1. Imports and Configuration Setup

In [None]:
# === IMPORTS ===
import os
import random
import numpy as np
from tqdm import tqdm
from PIL import Image

import torch
import torch.nn as nn
import torch.nn.functional as F
from torch.utils.data import DataLoader, Dataset, random_split
from torchvision import transforms, datasets, models
from torch.optim import AdamW
from torch.cuda.amp import autocast

# === CONFIGURATION ===
DATA_DIR      = "your_dataset_path"
TRAIN_DIR     = os.path.join(DATA_DIR, "train")
QUERY_DIR     = os.path.join(DATA_DIR, "test", "query")
GALLERY_DIR   = os.path.join(DATA_DIR, "test", "gallery")

BATCH_SIZE    = 32
NUM_EPOCHS    = 5
LR            = 1e-4
WEIGHT_DECAY  = 5e-4
TOP_K         = 10
EMB_SIZE      = 768  # for DINOv2-base embeddings
VAL_SPLIT     = 0.2
NUM_WORKERS   = 2

# Automatically select GPU if available
DEVICE = torch.device("cuda" if torch.cuda.is_available() else "cpu")
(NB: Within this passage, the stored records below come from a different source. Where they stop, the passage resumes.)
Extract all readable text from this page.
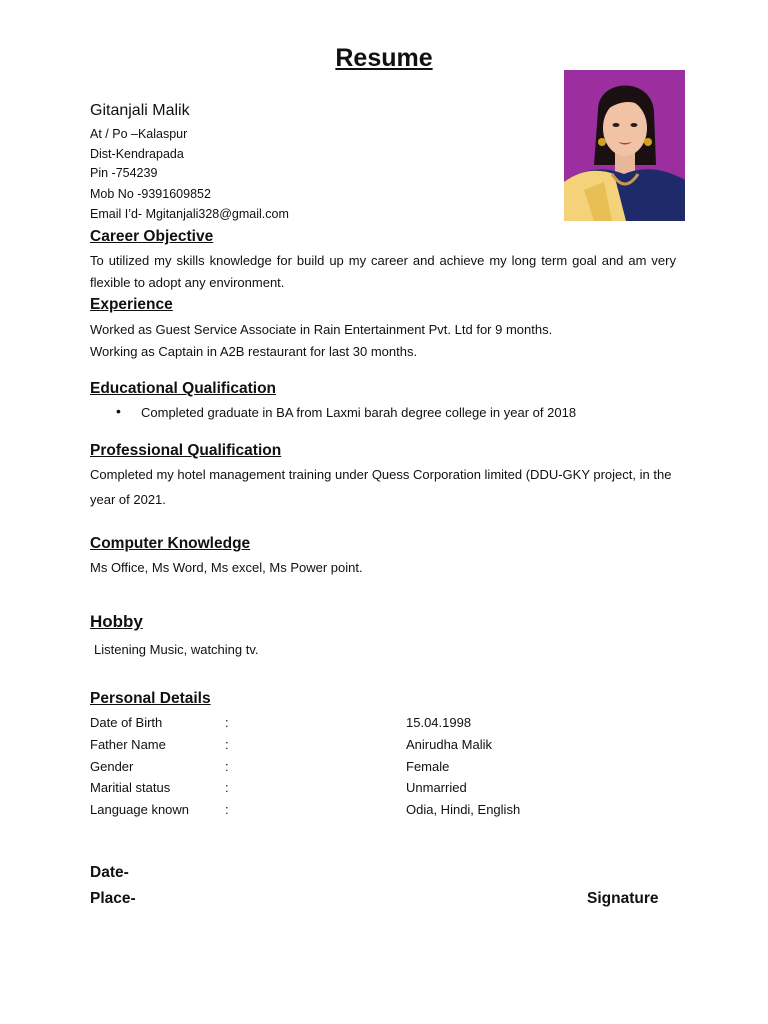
Resume
Gitanjali Malik
At / Po –Kalaspur
Dist-Kendrapada
Pin -754239
Mob No -9391609852
Email I’d- Mgitanjali328@gmail.com
Career Objective
To utilized my skills knowledge for build up my career and achieve my long term goal and am very flexible to adopt any environment.
Experience
Worked as Guest Service Associate in Rain Entertainment Pvt. Ltd for 9 months.
Working as Captain in A2B restaurant for last 30 months.
Educational Qualification
• Completed graduate in BA from Laxmi barah degree college in year of 2018
Professional Qualification
Completed my hotel management training under Quess Corporation limited (DDU-GKY project, in the year of 2021.
Computer Knowledge
Ms Office, Ms Word, Ms excel, Ms Power point.
Hobby
Listening Music, watching tv.
Personal Details
Date of Birth	:	15.04.1998
Father Name	:	Anirudha Malik
Gender	:	Female
Maritial status	:	Unmarried
Language known	:	Odia, Hindi, English
Date-
Place-	Signature
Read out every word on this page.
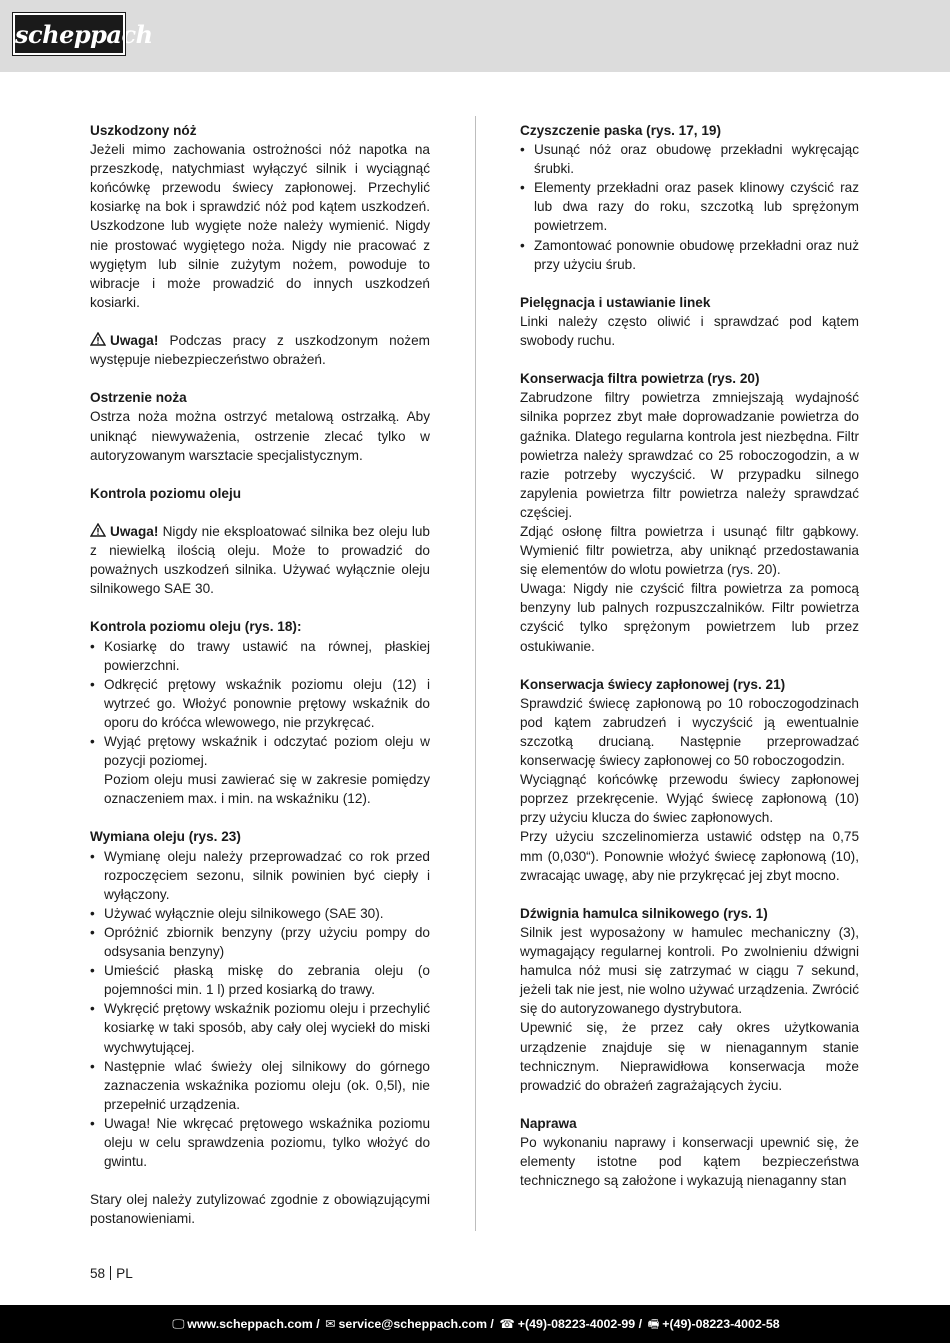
scheppach

Uszkodzony nóż

Jeżeli mimo zachowania ostrożności nóż napotka na przeszkodę, natychmiast wyłączyć silnik i wyciągnąć końcówkę przewodu świecy zapłonowej. Przechylić kosiarkę na bok i sprawdzić nóż pod kątem uszkodzeń. Uszkodzone lub wygięte noże należy wymienić. Nigdy nie prostować wygiętego noża. Nigdy nie pracować z wygiętym lub silnie zużytym nożem, powoduje to wibracje i może prowadzić do innych uszkodzeń kosiarki.

Uwaga! Podczas pracy z uszkodzonym nożem występuje niebezpieczeństwo obrażeń.

Ostrzenie noża

Ostrza noża można ostrzyć metalową ostrzałką. Aby uniknąć niewyważenia, ostrzenie zlecać tylko w autoryzowanym warsztacie specjalistycznym.

Kontrola poziomu oleju

Uwaga! Nigdy nie eksploatować silnika bez oleju lub z niewielką ilością oleju. Może to prowadzić do poważnych uszkodzeń silnika. Używać wyłącznie oleju silnikowego SAE 30.

Kontrola poziomu oleju (rys. 18):

• Kosiarkę do trawy ustawić na równej, płaskiej powierzchni.
• Odkręcić prętowy wskaźnik poziomu oleju (12) i wytrzeć go. Włożyć ponownie prętowy wskaźnik do oporu do króćca wlewowego, nie przykręcać.
• Wyjąć prętowy wskaźnik i odczytać poziom oleju w pozycji poziomej.
Poziom oleju musi zawierać się w zakresie pomiędzy oznaczeniem max. i min. na wskaźniku (12).

Wymiana oleju (rys. 23)

• Wymianę oleju należy przeprowadzać co rok przed rozpoczęciem sezonu, silnik powinien być ciepły i wyłączony.
• Używać wyłącznie oleju silnikowego (SAE 30).
• Opróżnić zbiornik benzyny (przy użyciu pompy do odsysania benzyny)
• Umieścić płaską miskę do zebrania oleju (o pojemności min. 1 l) przed kosiarką do trawy.
• Wykręcić prętowy wskaźnik poziomu oleju i przechylić kosiarkę w taki sposób, aby cały olej wyciekł do miski wychwytującej.
• Następnie wlać świeży olej silnikowy do górnego zaznaczenia wskaźnika poziomu oleju (ok. 0,5l), nie przepełnić urządzenia.
• Uwaga! Nie wkręcać prętowego wskaźnika poziomu oleju w celu sprawdzenia poziomu, tylko włożyć do gwintu.

Stary olej należy zutylizować zgodnie z obowiązującymi postanowieniami.

Czyszczenie paska (rys. 17, 19)

• Usunąć nóż oraz obudowę przekładni wykręcając śrubki.
• Elementy przekładni oraz pasek klinowy czyścić raz lub dwa razy do roku, szczotką lub sprężonym powietrzem.
• Zamontować ponownie obudowę przekładni oraz nuż przy użyciu śrub.

Pielęgnacja i ustawianie linek

Linki należy często oliwić i sprawdzać pod kątem swobody ruchu.

Konserwacja filtra powietrza (rys. 20)

Zabrudzone filtry powietrza zmniejszają wydajność silnika poprzez zbyt małe doprowadzanie powietrza do gaźnika. Dlatego regularna kontrola jest niezbędna. Filtr powietrza należy sprawdzać co 25 roboczogodzin, a w razie potrzeby wyczyścić. W przypadku silnego zapylenia powietrza filtr powietrza należy sprawdzać częściej.

Zdjąć osłonę filtra powietrza i usunąć filtr gąbkowy. Wymienić filtr powietrza, aby uniknąć przedostawania się elementów do wlotu powietrza (rys. 20).

Uwaga: Nigdy nie czyścić filtra powietrza za pomocą benzyny lub palnych rozpuszczalników. Filtr powietrza czyścić tylko sprężonym powietrzem lub przez ostukiwanie.

Konserwacja świecy zapłonowej (rys. 21)

Sprawdzić świecę zapłonową po 10 roboczogodzinach pod kątem zabrudzeń i wyczyścić ją ewentualnie szczotką drucianą. Następnie przeprowadzać konserwację świecy zapłonowej co 50 roboczogodzin.

Wyciągnąć końcówkę przewodu świecy zapłonowej poprzez przekręcenie. Wyjąć świecę zapłonową (10) przy użyciu klucza do świec zapłonowych.

Przy użyciu szczelinomierza ustawić odstęp na 0,75 mm (0,030“). Ponownie włożyć świecę zapłonową (10), zwracając uwagę, aby nie przykręcać jej zbyt mocno.

Dźwignia hamulca silnikowego (rys. 1)

Silnik jest wyposażony w hamulec mechaniczny (3), wymagający regularnej kontroli. Po zwolnieniu dźwigni hamulca nóż musi się zatrzymać w ciągu 7 sekund, jeżeli tak nie jest, nie wolno używać urządzenia. Zwrócić się do autoryzowanego dystrybutora.

Upewnić się, że przez cały okres użytkowania urządzenie znajduje się w nienagannym stanie technicznym. Nieprawidłowa konserwacja może prowadzić do obrażeń zagrażających życiu.

Naprawa

Po wykonaniu naprawy i konserwacji upewnić się, że elementy istotne pod kątem bezpieczeństwa technicznego są założone i wykazują nienaganny stan

58 PL
🖵 www.scheppach.com / ✉ service@scheppach.com / ☎ +(49)-08223-4002-99 / 🖷 +(49)-08223-4002-58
# === RANDOM SEED FOR REPRODUCIBILITY ===
SEED = 42
random.seed(SEED)
np.random.seed(SEED)
torch.manual_seed(SEED)
torch.cuda.manual_seed_all(SEED)


  from .autonotebook import tqdm as notebook_tqdm


2. Data Preparation: Transforms, Splits, Triplet Dataset

In [2]:
# === IMAGE TRANSFORMATIONS ===
train_transform = transforms.Compose([
    transforms.RandomResizedCrop(518),
    transforms.RandomHorizontalFlip(),
    transforms.ToTensor(),
    transforms.Normalize(mean=[0.5, 0.5, 0.5], std=[0.5, 0.5, 0.5])
])

# Optional: More aggressive augmentation (disabled for now)
# train_transform = transforms.Compose([
#     transforms.RandomResizedCrop(518),
#     transforms.RandomHorizontalFlip(),
#     transforms.ColorJitter(brightness=0.2, contrast=0.2, saturation=0.2),
#     transforms.RandomGrayscale(p=0.1),
#     transforms.ToTensor(),
#     transforms.Normalize(mean=[0.5, 0.5, 0.5], std=[0.5, 0.5, 0.5])
# ])

val_transform = transforms.Compose([
    transforms.Resize(540),
    transforms.CenterCrop(518),
    transforms.ToTensor(),
    transforms.Normalize(mean=[0.5, 0.5, 0.5], std=[0.5, 0.5, 0.5])
])

# === TRAIN/VALIDATION SPLIT (STRATIFIED) ===
full_dataset = datasets.ImageFolder(TRAIN_DIR)

# Group indices by class
class_indices = [[] for _ in range(len(full_dataset.classes))]
for idx, (_, label) in enumerate(full_dataset.samples):
    class_indices[label].append(idx)

# Stratified split
train_indices, val_indices = [], []
for indices in class_indices:
    n_total = len(indices)
    n_val = int(n_total * VAL_SPLIT)
    random.shuffle(indices)
    val_indices.extend(indices[:n_val])
    train_indices.extend(indices[n_val:])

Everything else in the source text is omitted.